Near/Far. Long-term effects aren't predictable and shouldn't be traded for more predictable short-term losses. In my experience it fails the Predictable Retrospective Stupidity test. Even when you try to factor in structural uncertainty, you still end up getting burned. And even if you still want to make such a tradeoff then you should halt all research until you've come to agreement or a natural stopping point with Wei Dai or others who have reservations. Stop, melt, catch fire, don't destroy the world.
(Disclaimer: This comment is fueled by a strong emotional reaction due to contingent personal details that might or might not upon further reflection deserve to be treated as substantial evidence for the policy I recommend.)
Yeah, we'll come back to this in the strategy series. There are lots of details to consider.
There seems to be a tradeoff here. An open project has more chances to develop the necessary theory faster, but having such project in the open looks like a clearly bad idea towards the endgame. So on one hand, an open project shouldn't be cultivated (and becomes harder to hinder) as we get closer to the endgame, but on the other, a closed project will probably not get off the ground, and fueling it by an initial open effort is one way to make it stronger. So there's probably some optimal point to stop encouraging open development, and given the current state of the theory (nil) I believe the time hasn't come yet.
The open effort could help the subsequent closed project in two related ways: gauge the point where the understanding of what to actually do in the closed project is sufficiently clear (for some sense of "sufficiently"), and form enough of background theory to be able to convince enough young Conways (with necessary training) to work on the problem on the closed stage.
Your argument seems premised on the assumption that there will be an endgame. If we assume some large probability that we end up deciding not to have an endgame at all (i.e., not to try to actually build FAI with unenhanced humans), then it's no longer clear "the time hasn't come yet".
Even if we assume that with probability ~1 there will be an effort to directly build FAI, given the slippery slope effects we have to stop encouraging open research well before the closed project starts. The main deciding factors for "when" must be how large the open research community has gotten, how strong the slippery slope effects are, and how much "pull" SingInst has against those effects. The "current state of the theory" seems to have little to do with it. (Edit: No that's too strong. Let me amend it to "one consideration among many".)

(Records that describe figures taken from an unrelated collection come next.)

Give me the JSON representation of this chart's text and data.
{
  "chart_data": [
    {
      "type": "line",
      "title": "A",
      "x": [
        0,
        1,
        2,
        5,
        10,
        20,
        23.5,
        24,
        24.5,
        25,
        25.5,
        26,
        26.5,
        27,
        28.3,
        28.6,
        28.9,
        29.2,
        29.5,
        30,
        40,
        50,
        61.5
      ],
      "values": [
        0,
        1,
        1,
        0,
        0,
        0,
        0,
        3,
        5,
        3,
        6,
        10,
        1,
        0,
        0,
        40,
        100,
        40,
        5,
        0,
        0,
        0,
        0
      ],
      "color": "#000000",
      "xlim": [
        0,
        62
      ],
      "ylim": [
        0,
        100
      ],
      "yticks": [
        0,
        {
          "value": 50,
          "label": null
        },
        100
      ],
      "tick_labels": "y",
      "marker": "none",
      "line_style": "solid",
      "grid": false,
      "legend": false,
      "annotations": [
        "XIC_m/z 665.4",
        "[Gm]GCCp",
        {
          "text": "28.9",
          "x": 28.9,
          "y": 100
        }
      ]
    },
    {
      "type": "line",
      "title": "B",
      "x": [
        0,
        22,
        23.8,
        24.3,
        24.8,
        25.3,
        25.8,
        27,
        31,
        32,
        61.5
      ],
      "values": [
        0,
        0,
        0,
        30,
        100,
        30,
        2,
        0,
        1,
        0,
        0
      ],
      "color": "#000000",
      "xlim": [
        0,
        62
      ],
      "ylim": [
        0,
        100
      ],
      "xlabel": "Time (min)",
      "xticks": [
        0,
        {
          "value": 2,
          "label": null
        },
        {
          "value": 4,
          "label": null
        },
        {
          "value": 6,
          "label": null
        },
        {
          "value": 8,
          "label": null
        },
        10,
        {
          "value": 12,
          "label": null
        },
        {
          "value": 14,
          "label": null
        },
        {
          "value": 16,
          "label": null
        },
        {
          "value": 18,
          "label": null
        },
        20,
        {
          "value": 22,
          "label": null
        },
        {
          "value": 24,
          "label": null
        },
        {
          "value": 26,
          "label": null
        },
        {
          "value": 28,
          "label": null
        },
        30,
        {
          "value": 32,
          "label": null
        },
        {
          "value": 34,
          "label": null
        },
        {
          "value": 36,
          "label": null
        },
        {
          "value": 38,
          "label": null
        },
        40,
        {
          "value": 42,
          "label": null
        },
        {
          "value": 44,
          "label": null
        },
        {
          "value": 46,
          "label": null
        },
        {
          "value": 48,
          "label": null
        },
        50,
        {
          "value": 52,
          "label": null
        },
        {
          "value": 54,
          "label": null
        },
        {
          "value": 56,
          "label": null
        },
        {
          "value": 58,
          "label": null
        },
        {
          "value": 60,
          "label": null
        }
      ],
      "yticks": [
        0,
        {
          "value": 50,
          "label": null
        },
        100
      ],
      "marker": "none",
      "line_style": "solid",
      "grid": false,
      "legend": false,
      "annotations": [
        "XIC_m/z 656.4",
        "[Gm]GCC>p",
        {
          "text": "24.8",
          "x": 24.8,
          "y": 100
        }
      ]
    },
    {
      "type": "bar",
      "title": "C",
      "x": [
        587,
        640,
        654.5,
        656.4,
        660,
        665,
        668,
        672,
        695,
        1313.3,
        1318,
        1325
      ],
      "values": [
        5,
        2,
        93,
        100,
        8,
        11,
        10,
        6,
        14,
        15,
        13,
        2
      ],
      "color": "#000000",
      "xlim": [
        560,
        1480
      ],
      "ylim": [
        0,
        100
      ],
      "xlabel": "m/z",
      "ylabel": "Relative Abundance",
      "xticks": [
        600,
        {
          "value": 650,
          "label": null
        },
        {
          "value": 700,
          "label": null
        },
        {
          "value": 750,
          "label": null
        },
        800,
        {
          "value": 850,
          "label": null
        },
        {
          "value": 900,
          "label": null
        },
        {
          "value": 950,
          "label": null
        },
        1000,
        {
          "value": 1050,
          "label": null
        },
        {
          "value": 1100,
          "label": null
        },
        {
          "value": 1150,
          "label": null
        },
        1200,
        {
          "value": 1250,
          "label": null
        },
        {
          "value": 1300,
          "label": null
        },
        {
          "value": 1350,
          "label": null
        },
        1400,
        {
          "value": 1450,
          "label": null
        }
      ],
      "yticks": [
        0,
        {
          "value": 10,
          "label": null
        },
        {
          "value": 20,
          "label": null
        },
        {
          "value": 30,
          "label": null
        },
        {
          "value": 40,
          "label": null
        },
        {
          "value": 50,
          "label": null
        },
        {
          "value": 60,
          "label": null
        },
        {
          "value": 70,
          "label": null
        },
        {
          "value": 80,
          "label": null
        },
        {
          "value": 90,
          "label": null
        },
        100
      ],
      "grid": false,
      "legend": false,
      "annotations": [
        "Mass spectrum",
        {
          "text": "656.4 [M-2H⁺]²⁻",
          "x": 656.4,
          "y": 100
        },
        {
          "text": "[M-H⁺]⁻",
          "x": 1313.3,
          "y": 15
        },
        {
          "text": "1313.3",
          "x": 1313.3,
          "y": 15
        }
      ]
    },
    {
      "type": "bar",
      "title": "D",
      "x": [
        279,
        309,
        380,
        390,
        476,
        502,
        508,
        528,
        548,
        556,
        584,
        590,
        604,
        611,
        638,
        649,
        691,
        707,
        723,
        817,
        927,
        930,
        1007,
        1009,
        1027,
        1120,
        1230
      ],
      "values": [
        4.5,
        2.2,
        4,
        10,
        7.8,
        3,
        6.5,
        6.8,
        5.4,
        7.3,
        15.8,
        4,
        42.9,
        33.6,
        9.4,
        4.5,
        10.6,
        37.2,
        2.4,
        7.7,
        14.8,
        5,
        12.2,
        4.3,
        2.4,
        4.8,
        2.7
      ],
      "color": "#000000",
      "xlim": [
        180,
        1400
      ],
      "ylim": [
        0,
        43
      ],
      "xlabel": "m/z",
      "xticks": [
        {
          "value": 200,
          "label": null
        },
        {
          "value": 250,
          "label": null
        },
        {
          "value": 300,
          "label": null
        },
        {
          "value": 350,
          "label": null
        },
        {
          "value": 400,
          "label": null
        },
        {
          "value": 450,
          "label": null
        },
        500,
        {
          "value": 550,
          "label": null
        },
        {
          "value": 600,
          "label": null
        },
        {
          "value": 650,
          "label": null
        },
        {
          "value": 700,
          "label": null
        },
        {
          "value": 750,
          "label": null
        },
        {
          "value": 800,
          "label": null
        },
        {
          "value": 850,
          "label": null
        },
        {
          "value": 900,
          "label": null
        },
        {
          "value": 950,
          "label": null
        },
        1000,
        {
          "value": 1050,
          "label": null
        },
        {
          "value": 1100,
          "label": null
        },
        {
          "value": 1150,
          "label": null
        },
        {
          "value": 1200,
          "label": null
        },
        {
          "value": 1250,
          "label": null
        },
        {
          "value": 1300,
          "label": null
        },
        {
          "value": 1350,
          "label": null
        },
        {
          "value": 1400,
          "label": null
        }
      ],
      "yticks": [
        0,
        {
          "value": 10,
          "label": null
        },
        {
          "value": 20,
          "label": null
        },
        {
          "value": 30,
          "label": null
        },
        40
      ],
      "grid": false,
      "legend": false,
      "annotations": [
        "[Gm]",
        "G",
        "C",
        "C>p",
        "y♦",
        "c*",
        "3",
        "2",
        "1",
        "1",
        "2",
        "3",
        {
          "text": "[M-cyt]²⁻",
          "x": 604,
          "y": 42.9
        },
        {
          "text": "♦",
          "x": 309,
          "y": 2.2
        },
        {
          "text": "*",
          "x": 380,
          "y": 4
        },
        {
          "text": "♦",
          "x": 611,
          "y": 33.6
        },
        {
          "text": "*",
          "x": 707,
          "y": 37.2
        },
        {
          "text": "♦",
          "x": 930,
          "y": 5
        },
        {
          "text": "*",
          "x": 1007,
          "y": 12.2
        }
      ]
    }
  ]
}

This is something we'll know better further down the road, so as long as it's possible to defer this decision (i.e. while the downside is not too great, however that should be estimated), it's the right thing to do. I still can't rule out that there might be a preference definition procedure (that refers to humans) simple enough to be implemented pre-WBE, and decision theory seems to be an attack on this possibility (clarifying why this is naive, for example, in which case it'll also serve as an argument to the powerful in the WBE race).
Well, maybe not specifically current, but what can be expected eventually, for the closed project to benefit from, which does seem to me like a major consideration in the possibility of its success.
I'm confused as to what you have in mind when you're thinking of work on CEV. Do you mean things like getting a better model of the philosophy of reflective consistency, or studying mechanism design to find algorithms for relatively fair aggregation, or looking into neuroscience to see how beliefs and preferences are encoded, or...? Is there perhaps a post I missed or am forgetting?